# reference request – finite exponential moments of auto-intersection Local time for 1D "general" Markov processes

Let $$(X_t) _ {t in[0,1]}$$ to be a continuous Markov process with a state space $$mathbb R$$, and with a local time process $$( ell (x)) _ {x in mathbb R}$$:
$$int_0 ^ 1f (X_t) ~ dt = int_ mathbb R ell (x) f (x) ~ dx.$$

We can set the local time of self-intersection of $$X$$ as
$$gamma: = int_ mathbb R ell (x) ^ 2 ~ dx,$$
that we can represent intuitively as
$$gamma = int_ {[0,1]^ 2} delta (X_t-X_s) ~ dsdt,$$
that is to say the number of times that the path of $$X$$ intersects with himself.

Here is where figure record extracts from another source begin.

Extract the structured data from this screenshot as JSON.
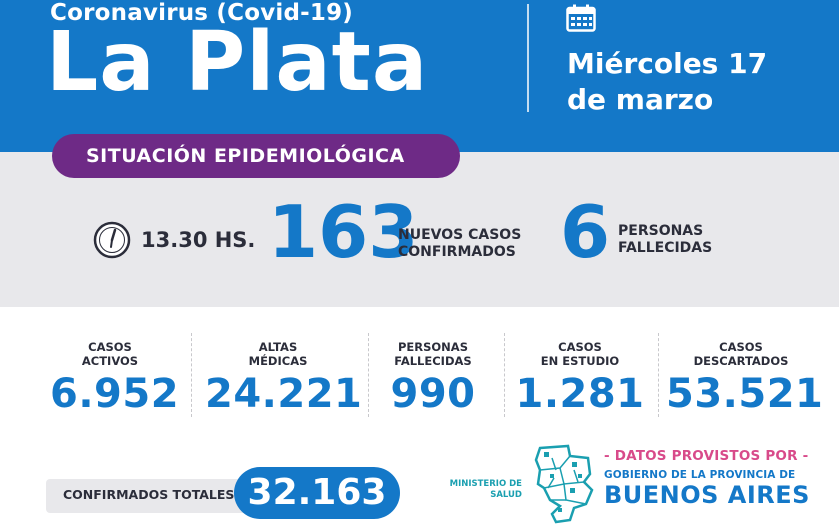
{
  "header": {
    "subtitle": "Coronavirus (Covid-19)",
    "city": "La Plata",
    "date_line1": "Miércoles 17",
    "date_line2": "de marzo"
  },
  "banner": {
    "label": "SITUACIÓN EPIDEMIOLÓGICA"
  },
  "daily": {
    "time": "13.30 HS.",
    "new_cases": "163",
    "new_cases_label_line1": "NUEVOS CASOS",
    "new_cases_label_line2": "CONFIRMADOS",
    "deaths": "6",
    "deaths_label_line1": "PERSONAS",
    "deaths_label_line2": "FALLECIDAS"
  },
  "stats": [
    {
      "label": "CASOS\nACTIVOS",
      "value": "6.952"
    },
    {
      "label": "ALTAS\nMÉDICAS",
      "value": "24.221"
    },
    {
      "label": "PERSONAS\nFALLECIDAS",
      "value": "990"
    },
    {
      "label": "CASOS\nEN ESTUDIO",
      "value": "1.281"
    },
    {
      "label": "CASOS\nDESCARTADOS",
      "value": "53.521"
    }
  ],
  "totals": {
    "label": "CONFIRMADOS TOTALES",
    "value": "32.163"
  },
  "footer": {
    "ministerio_line1": "MINISTERIO DE",
    "ministerio_line2": "SALUD",
    "provided_by": "- DATOS PROVISTOS POR -",
    "government": "GOBIERNO DE LA PROVINCIA DE",
    "province": "BUENOS AIRES"
  },
  "colors": {
    "primary_blue": "#1478c8",
    "purple": "#6e2a86",
    "gray_band": "#e8e8eb",
    "dark_text": "#2b2d3a",
    "pink": "#d84a8a",
    "teal": "#1a9fb0"
  },
  "icons": [
    "calendar-icon",
    "clock-icon",
    "province-map-logo"
  ]
}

Question. Are there any results regarding the exponential moments finished for the local intersection time of general unidimensional Markov process, that is to say
$$mathbb E[e^{alphagamma}]0$$
or
$$mathbb E[e^{alphagamma}] begin {cases} < infty & text {if} alpha alpha_0 end {cases}$$
for some critical exponents $$alpha_0> 0$$.

For example, it is well known that $$X$$ is the Brownian 1D motion, so there are exponential moments of all orders, and if $$X$$ is the 2D Brownian motion, then the exponential moments explode after a critical exponent.

Before attempting to extend these results, I wonder if there are more general assertions of this type in the literature for other 1D processes, such as (but not limited to) Brownian bridges, reflecting the Brownian movements (at one or two limits). Brownian periodic movements (on intervals), etc.